John McLellan: The hills are alive with the sound of grumbling
You know there's trouble when politicians have to take the newspapers to communicate with their own party members, but that's for whom city Labour Group leader Cammy Day's justification for staying in coalition with the SNP in this week's Evening News was written.
Stung by accusations that he is rolling over and helping the SNP impose its cuts on local services, he wrote that “The SNP government makes its own choices . . . the Labour Group will continue to campaign against Holyrood and Westminster on reductions in local government funding”.
Tellingly, there was no criticism, despite adding that “I don’t want to sit on the side-lines.”

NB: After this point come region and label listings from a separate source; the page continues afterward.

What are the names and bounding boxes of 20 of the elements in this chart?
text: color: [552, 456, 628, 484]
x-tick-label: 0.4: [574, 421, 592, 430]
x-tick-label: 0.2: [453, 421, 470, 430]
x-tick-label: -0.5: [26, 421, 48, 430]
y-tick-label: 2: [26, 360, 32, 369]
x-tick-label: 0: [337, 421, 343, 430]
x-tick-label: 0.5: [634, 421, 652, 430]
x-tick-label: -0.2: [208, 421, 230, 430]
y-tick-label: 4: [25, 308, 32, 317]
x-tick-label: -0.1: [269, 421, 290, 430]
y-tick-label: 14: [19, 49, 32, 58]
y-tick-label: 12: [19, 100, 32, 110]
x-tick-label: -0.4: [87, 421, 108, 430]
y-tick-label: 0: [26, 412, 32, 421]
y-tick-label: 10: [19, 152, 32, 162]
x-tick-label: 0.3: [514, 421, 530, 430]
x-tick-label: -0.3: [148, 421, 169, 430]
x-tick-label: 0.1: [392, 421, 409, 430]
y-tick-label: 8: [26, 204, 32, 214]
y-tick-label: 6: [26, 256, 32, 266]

Indeed, Cllr Day rarely criticises the SNP in the Council Chamber, and sitting on the side-lines is what some of his colleagues suggest he is doing; why else would local activists have to call on both sides of the coalition to campaign against austerity, as spelt out once again by Cllr Gordon Munro in the Evening News this week.
The unhappiness is spreading, with finance vice convener Marion Donaldson apparently taking flak from colleagues who feel she should be more vocal. This is not a problem for housing and economy vice convener Lezley Cameron, whose relationship with the SNP convener Kate Campbell shows no sign of improvement
And this week the planning vice-convener, Labour’s Maureen Child, didn’t take her usual place sitting next to the SNP convener Neil Gardiner.
This coalition makes the Conservative-Lib Dem government look as harmonious as the von Trapp family.
Two cheers for new brewery and distillery
Despite the relentless campaign to shame us all into drinking less, the prospect of new breweries and distilleries opening up in the city still generates more excitement than any tech start-up.